С набережной выстрелила пушка. Это была лёгкая полевая пушка на лафете с большими колёсами. Но шхуну при удаче могла потопить и такая.
– Ответить? – спросил Яшка.
– Сохраним гордое молчание.
– Они донесут начальству в Форт Вильям еще до того как вы найдете свой Банкибазар, – сказал Хельмут. – По левому берегу проложена хорошая дорога, всаднику несколько часов ходу.
– Или они просто отправят лодку, – добавил Шарль.
Лодок вокруг действительно появилось много и самых разных – рыболовных с сетями, торговых, везущих груды стопок, тюков, фруктов, пассажирских с парусиновыми навесами на корме и совсем уж странных корабликов с развешенными всюду цветочными гирляндами и носовыми фигурами в виде сказочных существ, точно это платформы на карнавале в Рио. Различить, которая из лодок везёт гонца, было бы невозможно. Вряд ли британцы пошлют европейского солдата в заметном мундире. А если бы и послали, Тропинин не стал бы первым идти на конфликт.

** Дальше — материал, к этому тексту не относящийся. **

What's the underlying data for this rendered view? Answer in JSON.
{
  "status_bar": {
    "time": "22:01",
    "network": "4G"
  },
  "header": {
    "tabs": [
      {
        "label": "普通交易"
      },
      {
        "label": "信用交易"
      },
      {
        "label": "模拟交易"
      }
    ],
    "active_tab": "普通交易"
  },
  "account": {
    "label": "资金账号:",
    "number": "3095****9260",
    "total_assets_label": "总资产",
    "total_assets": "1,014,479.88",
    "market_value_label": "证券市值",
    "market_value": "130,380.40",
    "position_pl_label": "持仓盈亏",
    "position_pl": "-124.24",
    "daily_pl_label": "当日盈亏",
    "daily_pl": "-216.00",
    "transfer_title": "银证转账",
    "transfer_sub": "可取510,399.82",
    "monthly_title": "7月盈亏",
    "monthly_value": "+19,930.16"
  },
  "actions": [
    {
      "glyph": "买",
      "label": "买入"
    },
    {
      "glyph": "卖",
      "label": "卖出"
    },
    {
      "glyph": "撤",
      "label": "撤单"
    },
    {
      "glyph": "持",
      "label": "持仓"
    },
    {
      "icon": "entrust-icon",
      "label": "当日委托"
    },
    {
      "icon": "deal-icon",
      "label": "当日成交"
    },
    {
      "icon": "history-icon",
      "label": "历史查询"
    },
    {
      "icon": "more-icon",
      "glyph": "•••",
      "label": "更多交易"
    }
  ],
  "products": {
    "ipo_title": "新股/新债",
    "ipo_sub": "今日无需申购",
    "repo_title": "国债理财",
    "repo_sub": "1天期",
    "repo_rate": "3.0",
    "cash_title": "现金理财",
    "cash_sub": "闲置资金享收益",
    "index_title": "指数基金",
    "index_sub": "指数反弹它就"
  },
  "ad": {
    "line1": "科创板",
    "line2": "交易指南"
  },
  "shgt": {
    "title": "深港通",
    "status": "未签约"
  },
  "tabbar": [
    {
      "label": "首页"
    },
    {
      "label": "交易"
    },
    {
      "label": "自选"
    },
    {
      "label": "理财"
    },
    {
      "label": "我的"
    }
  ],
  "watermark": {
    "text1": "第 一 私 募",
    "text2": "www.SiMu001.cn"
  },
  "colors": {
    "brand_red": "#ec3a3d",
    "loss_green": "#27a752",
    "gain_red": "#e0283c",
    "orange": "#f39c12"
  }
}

Теперь не только река наполнилась многолюдьем, весь правый берег представлял собой сплошную череду деревень, городков, поместий, переходящих одно в другое. Левый берег выглядел более диким, заросший лесом из кустов, обыкновенных деревьев и остролистых пальм.
Не совсем так представлял себе Тропинин Индию, стонущую под пятой британцев. А где война? Где марширующие отряды, блок посты, патрульные корабли? Где пороховой дым? Такое ощущение, что все живут, как прежде.
– Где-то здесь еще должны быть ещё и датчане? – спросил он.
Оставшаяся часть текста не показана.